CNN Indonesia | Rabu, 27/05/2020 07:40 WIB
Warga melihat bangunan sekolah ambruk akibat gempa bumi di kecamatan Kabandungan, Sukabumi, Jawa Barat, Rabu (11/3/2020). Gempa berkekuatan magnitudo 5,0 terjadi Selasa (10/3/2020) mengakibatkan ratusan rumah rusak di enam kecamatan meliputi Kabandungan, Kalapanunggal, Parakansalak, Cidahu, Cikidang dan Ciambar. ANTARA FOTO/Budiyanto/agr/foc. Ilustrasi gempa bumi. (ANTARA FOTO/M Agung Rajasa)
Jakarta, CNN Indonesia -- Tepatnya 14 tahun lalu, 27 Mei 2016, gempa bumi melanda wilayah Yogyakarta.
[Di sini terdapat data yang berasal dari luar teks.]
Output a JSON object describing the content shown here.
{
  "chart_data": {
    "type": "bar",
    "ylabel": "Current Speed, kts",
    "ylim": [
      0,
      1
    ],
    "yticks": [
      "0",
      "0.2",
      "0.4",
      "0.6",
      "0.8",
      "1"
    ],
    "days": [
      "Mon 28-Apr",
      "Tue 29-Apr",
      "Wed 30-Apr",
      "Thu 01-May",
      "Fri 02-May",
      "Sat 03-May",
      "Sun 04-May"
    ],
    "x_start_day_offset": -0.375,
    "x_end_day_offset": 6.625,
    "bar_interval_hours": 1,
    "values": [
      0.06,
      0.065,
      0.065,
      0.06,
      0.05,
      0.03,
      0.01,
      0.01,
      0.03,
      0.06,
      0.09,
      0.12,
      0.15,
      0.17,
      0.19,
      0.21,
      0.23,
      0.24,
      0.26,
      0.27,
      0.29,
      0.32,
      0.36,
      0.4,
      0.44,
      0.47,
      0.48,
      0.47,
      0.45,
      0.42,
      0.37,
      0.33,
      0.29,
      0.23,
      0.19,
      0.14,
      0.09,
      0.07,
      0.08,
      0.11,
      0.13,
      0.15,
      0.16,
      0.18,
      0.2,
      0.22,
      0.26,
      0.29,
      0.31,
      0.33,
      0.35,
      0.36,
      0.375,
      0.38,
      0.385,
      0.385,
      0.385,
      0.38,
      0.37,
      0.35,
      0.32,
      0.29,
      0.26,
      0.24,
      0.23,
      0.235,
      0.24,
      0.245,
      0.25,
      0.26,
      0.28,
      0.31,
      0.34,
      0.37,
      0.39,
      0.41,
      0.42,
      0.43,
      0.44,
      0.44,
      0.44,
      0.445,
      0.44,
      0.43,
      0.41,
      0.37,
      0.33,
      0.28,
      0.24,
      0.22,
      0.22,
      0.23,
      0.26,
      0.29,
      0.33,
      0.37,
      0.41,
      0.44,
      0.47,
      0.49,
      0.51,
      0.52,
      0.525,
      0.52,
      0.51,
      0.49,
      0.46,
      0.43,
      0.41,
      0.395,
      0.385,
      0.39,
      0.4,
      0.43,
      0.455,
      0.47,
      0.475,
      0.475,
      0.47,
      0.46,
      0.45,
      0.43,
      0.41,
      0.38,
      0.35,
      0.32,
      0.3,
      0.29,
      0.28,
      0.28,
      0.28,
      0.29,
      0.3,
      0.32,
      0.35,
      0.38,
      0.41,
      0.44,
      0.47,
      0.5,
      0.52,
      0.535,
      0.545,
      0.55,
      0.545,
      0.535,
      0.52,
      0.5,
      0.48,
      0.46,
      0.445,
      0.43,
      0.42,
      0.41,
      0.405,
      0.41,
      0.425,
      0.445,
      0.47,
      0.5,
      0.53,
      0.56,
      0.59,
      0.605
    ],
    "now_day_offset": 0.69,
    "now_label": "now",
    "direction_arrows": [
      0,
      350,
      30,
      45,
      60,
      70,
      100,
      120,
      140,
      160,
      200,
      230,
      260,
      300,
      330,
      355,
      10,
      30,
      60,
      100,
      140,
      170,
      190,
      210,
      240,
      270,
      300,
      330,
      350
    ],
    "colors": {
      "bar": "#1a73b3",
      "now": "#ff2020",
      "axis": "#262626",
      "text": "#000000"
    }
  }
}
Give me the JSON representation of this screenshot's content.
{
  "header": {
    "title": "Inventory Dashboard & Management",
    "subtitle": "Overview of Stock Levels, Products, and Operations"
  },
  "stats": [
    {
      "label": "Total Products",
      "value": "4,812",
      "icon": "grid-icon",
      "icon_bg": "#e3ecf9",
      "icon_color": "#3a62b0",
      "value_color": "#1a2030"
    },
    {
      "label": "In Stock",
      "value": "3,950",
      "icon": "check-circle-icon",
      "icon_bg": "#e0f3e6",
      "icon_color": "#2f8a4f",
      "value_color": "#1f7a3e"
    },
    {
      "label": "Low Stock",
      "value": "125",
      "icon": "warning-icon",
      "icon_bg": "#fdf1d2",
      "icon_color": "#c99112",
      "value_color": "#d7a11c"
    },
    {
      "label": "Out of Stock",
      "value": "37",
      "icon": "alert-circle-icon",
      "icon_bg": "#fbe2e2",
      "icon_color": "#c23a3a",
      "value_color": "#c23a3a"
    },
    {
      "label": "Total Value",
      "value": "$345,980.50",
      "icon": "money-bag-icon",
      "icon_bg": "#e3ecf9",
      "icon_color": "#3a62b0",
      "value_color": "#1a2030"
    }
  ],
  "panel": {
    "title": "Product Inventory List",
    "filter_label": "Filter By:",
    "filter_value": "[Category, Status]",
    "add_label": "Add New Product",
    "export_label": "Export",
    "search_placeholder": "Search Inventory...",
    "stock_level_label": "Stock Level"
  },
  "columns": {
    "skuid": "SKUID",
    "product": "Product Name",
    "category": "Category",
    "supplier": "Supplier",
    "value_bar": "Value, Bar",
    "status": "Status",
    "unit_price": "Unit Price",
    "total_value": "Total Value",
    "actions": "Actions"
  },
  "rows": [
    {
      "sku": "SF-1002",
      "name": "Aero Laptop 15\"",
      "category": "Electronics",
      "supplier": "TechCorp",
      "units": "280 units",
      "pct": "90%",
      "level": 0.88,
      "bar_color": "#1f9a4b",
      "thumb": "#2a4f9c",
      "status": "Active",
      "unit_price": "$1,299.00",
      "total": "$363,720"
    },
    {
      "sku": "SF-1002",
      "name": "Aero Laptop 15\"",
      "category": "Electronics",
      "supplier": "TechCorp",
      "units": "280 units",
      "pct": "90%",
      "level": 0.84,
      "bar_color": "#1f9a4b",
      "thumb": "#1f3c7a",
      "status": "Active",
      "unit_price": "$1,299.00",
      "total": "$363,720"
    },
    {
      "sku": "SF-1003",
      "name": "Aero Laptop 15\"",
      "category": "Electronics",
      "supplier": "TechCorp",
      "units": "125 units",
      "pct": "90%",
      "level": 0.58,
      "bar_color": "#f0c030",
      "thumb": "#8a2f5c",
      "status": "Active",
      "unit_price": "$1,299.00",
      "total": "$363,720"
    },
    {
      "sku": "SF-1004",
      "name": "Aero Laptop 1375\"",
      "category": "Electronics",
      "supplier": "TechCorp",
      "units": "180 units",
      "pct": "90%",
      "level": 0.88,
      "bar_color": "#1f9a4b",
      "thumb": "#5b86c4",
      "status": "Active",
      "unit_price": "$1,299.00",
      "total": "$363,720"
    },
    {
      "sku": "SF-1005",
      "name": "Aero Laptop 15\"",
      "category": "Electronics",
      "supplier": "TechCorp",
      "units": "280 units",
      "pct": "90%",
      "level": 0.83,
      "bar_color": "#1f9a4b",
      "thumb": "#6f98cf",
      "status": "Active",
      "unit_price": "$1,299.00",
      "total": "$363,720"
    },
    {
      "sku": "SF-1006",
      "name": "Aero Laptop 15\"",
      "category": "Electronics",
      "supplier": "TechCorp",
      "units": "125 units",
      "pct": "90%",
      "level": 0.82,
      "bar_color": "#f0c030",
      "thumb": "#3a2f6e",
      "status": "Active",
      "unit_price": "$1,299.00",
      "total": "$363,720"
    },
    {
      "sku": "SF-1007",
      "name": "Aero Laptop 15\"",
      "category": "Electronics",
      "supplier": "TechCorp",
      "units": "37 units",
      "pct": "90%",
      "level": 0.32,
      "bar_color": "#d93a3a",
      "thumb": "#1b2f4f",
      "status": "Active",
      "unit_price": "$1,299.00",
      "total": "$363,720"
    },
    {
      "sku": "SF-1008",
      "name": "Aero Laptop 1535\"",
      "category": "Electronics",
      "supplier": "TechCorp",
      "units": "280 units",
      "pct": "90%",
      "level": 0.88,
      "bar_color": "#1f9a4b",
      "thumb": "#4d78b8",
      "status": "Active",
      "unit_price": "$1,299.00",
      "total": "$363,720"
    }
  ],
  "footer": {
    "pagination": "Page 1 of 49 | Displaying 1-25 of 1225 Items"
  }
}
Sejumlah warganet kemudian menggagungkan tagar 14 tahun gempa Jogja demi mengenang bencana alam yang menyebabkan ribuan orang meninggal dunia tersebut.

#14TahunGempaJogja masuk ke jajaran topik terpopuler Twitter pagi ini. Akun @plesirjogja mencuitkan bahwa gempa Yogyakarta 2006 lalu mengakibatkan ribuan korban meninggal dan bangunan rusak berat.

"Masyarakat Jogja segera gotong-royong sambatan, saling bantu. 14 tahun lalu adalah momen penuh haru," cuit @plesirjogja, Rabu (27/5).




Akun tersebut juga mengutip pernyataan Sultan Hemengku Buwono X yang menekankan bahwa untuk menyelesaikan bencana warga harus gumregah dan bangkit.





Sementara akun @aryyadhikap16 menguatkan agar tidak larut dalam meratapi peristiwa gempa bumi yang terjadi selama 57 detik 14 tahun lalu tersebut.

"Mengenang bukan meratapi, Jogja Bakoh," cuitnya.





Adapun akun @daenyangjwi mengenang saat rumahnya rata akibat gempa dan bersyukur keluarganya masih terlindungi.



Akun @santafala_kp8 mengajak warga untuk mengenang gempa Yogyakarta untuk ingat atau eling dan meningkatkan kewaspadaan.

"dulu Gusti pernah kasih gempa, supaya kita tetap eling lan waspada," cuitnya.



Gempa yang berpusat di kabupaten Bantul 14 tahun lalu itu terjadi sekitar pukul 05.53 WIB dengan kekuatan 5,9 Skala Richer (SR) Meski terbilang singkat, beberapa keterangan menyembut tidak sampai satu menit, gempa bumi itu sanggup menghancurkan ratusan bangunan dan menyebabkan ribuan meninggal dunia.

Data BPBD Bantul tercatat jumlah korban meninggal di wilayah Bantul ada 4.143 korban tewas, dengan jumlah rumah rusak total 71.763, rusak berat 71.372, rusak ringan 66.359 rumah.

Total korban meninggal gempa DIY dan Jawa Tengah bagian selatan, seperti di Klaten, tercatat mencapai 5.782 orang lebih, 26.299 lebih luka berat dan ringan, 390.077 lebih rumah roboh.